People, Environment

Urmia Lake Restoration “Guaranteed”

Officials say Urmia Lake will be revived by 2023.Officials say Urmia Lake will be revived by 2023.

The director of Urmia Lake Restoration Program says the lake’s revival is on track and it will be fully restored with the help of people and the collaboration of government bodies.

Isa Kalantari, also a former agriculture minister who is leading the efforts to revive the imperiled Urmia Lake in northwestern Iran, said last week the “the program’s plans will definitely lead to the complete revival of the lake and return its water level to what it was more than a decade ago”.

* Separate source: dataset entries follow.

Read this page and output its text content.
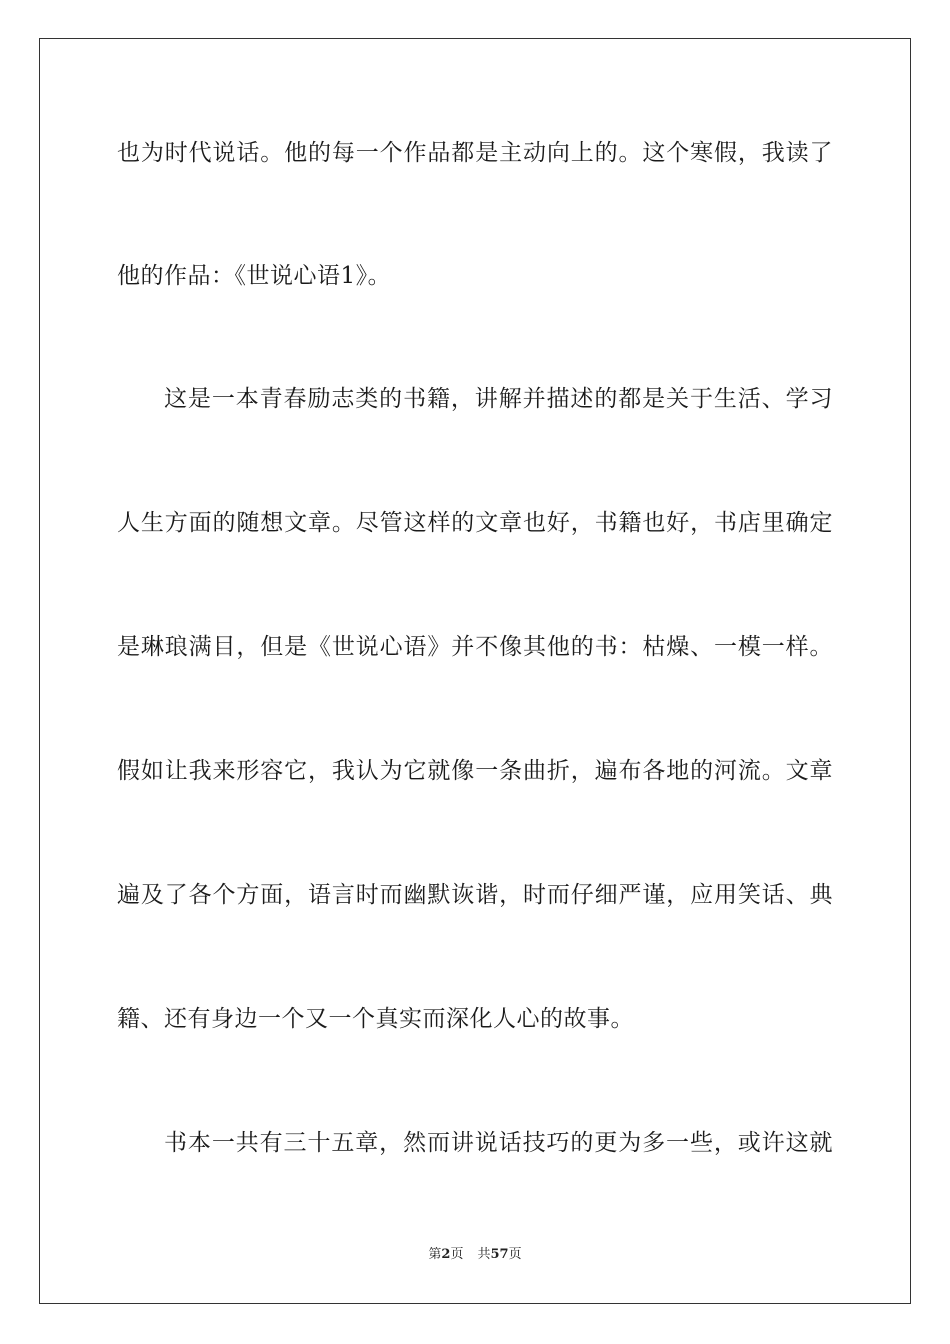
也为时代说话。他的每一个作品都是主动向上的。这个寒假，我读了
他的作品：《世说心语1》。
这是一本青春励志类的书籍，讲解并描述的都是关于生活、学习
人生方面的随想文章。尽管这样的文章也好，书籍也好，书店里确定
是琳琅满目，但是《世说心语》并不像其他的书：枯燥、一模一样。
假如让我来形容它，我认为它就像一条曲折，遍布各地的河流。文章
遍及了各个方面，语言时而幽默诙谐，时而仔细严谨，应用笑话、典
籍、还有身边一个又一个真实而深化人心的故事。
书本一共有三十五章，然而讲说话技巧的更为多一些，或许这就
第2页 共57页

Acknowledging the government’s commitment to saving the lake, Kalantari said 3 trillion rials ($88 million) have been allocated to the program for the remainder of the current Iranian year (ends March 20, 2017), ISNA reported.

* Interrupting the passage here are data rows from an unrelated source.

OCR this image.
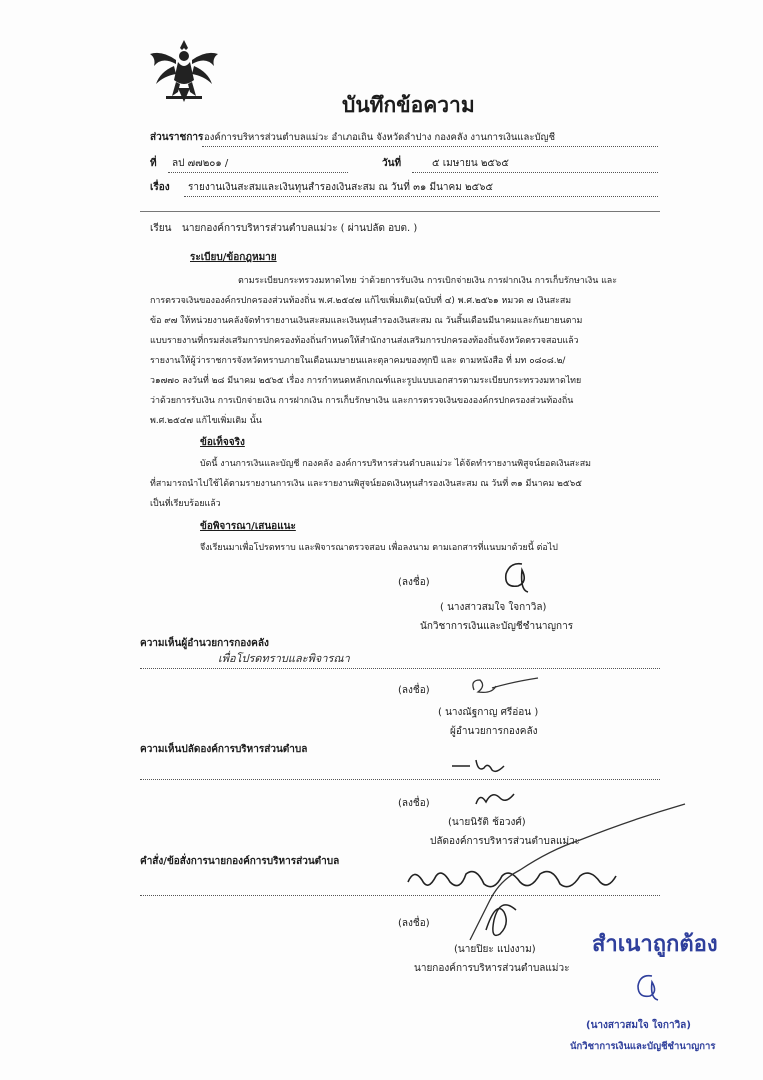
บันทึกข้อความ
ส่วนราชการ องค์การบริหารส่วนตำบลแม่วะ อำเภอเถิน จังหวัดลำปาง กองคลัง งานการเงินและบัญชี
ที่ ลป ๗๗๒๐๑ /	วันที่	๕ เมษายน ๒๕๖๕
เรื่อง รายงานเงินสะสมและเงินทุนสำรองเงินสะสม ณ วันที่ ๓๑ มีนาคม ๒๕๖๕
เรียน นายกองค์การบริหารส่วนตำบลแม่วะ ( ผ่านปลัด อบต. )
ระเบียบ/ข้อกฎหมาย
ตามระเบียบกระทรวงมหาดไทย ว่าด้วยการรับเงิน การเบิกจ่ายเงิน การฝากเงิน การเก็บรักษาเงิน และ
การตรวจเงินขององค์กรปกครองส่วนท้องถิ่น พ.ศ.๒๕๔๗ แก้ไขเพิ่มเติม(ฉบับที่ ๔) พ.ศ.๒๕๖๑ หมวด ๗ เงินสะสม
ข้อ ๙๗ ให้หน่วยงานคลังจัดทำรายงานเงินสะสมและเงินทุนสำรองเงินสะสม ณ วันสิ้นเดือนมีนาคมและกันยายนตาม
แบบรายงานที่กรมส่งเสริมการปกครองท้องถิ่นกำหนดให้สำนักงานส่งเสริมการปกครองท้องถิ่นจังหวัดตรวจสอบแล้ว
รายงานให้ผู้ว่าราชการจังหวัดทราบภายในเดือนเมษายนและตุลาคมของทุกปี และ ตามหนังสือ ที่ มท ๐๘๐๘.๒/
ว๑๗๗๐ ลงวันที่ ๒๘ มีนาคม ๒๕๖๕ เรื่อง การกำหนดหลักเกณฑ์และรูปแบบเอกสารตามระเบียบกระทรวงมหาดไทย
ว่าด้วยการรับเงิน การเบิกจ่ายเงิน การฝากเงิน การเก็บรักษาเงิน และการตรวจเงินขององค์กรปกครองส่วนท้องถิ่น
พ.ศ.๒๕๔๗ แก้ไขเพิ่มเติม นั้น
ข้อเท็จจริง
บัดนี้ งานการเงินและบัญชี กองคลัง องค์การบริหารส่วนตำบลแม่วะ ได้จัดทำรายงานพิสูจน์ยอดเงินสะสม
ที่สามารถนำไปใช้ได้ตามรายงานการเงิน และรายงานพิสูจน์ยอดเงินทุนสำรองเงินสะสม ณ วันที่ ๓๑ มีนาคม ๒๕๖๕
เป็นที่เรียบร้อยแล้ว
ข้อพิจารณา/เสนอแนะ
จึงเรียนมาเพื่อโปรดทราบ และพิจารณาตรวจสอบ เพื่อลงนาม ตามเอกสารที่แนบมาด้วยนี้ ต่อไป
(ลงชื่อ)
( นางสาวสมใจ ใจกาวิล)
นักวิชาการเงินและบัญชีชำนาญการ
ความเห็นผู้อำนวยการกองคลัง
เพื่อโปรดทราบและพิจารณา
(ลงชื่อ)
( นางณัฐกาญ ศรีอ่อน )
ผู้อำนวยการกองคลัง
ความเห็นปลัดองค์การบริหารส่วนตำบล
(ลงชื่อ)
(นายนิรัติ ช้อวงศ์)
ปลัดองค์การบริหารส่วนตำบลแม่วะ
คำสั่ง/ข้อสั่งการนายกองค์การบริหารส่วนตำบล
(ลงชื่อ)
(นายปิยะ แปงงาม)
นายกองค์การบริหารส่วนตำบลแม่วะ
สำเนาถูกต้อง
(นางสาวสมใจ ใจกาวิล)
นักวิชาการเงินและบัญชีชำนาญการ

 “That is a big help,” he added.

Last month, the government of Japan pledged to provide $3.8 million over the next four years to revive the lake as part of a trilateral agreement Tehran signed with Tokyo and the United Nations’ Food and Agriculture Organization.

According to Kalantari, around $8 billion are needed to completely restore the lake.

In addition to Iran’s perennial battle with drought, the lake has dried up drastically due to a host of other factors, including the construction of a 15-kilometer causeway to shorten the travel time between Urmia and Tabriz cities, as well as the construction of several dams that have choked off water supply from the mountains towering on either side of the lake.

To stabilize the lake’s water level, key projects have been implemented in the past three years, the most important of which was undertaken last year.

Following the merger of Zarrinehroud and Siminehroud rivers last year, their water flow was directed toward the lake. Shortly after, the reservoir of Boukan Dam was opened, feeding the lake with about 70 cubic meters of water per second.

The government also approved a project last November to transfer water from Zab River in Kurdestan Province to the lake, which is meant to help counteract its evaporation in summer. Scheduled for completion in 2019, the river will feed around 600 million cubic meters of water annually to Urmia Lake.

  Purchasing Water Rights

To boost the lake’s restoration, the administration banned all agricultural development projects in 2015 in the immediate vicinity of the lake. It is reportedly procuring funds to purchase 40% of the water rights of farmers around the lake in West Azarbaijan Province over five years and has earmarked $60 million for the scheme.

Kalantari says the plan will not impact farmers’ crop output, emphasizing that with the implementation of modern, efficient technology “[farmers] will be able to produce the same amount of crop with 40% less water”.

“Outdated, inefficient farming practices have no place in today’s world. Iran’s agriculture sector must keep up with technological advancements to stay on the top of the game,” he said.

The ULRP’s mission will end in 2023, when the officials believe the lake will be completely restored, which means keeping Urmia Lake safe  will become a public duty.

“We’ll hand over the reins to the people who have to ensure the lake’s survival by judicious water use,” Kalantari said.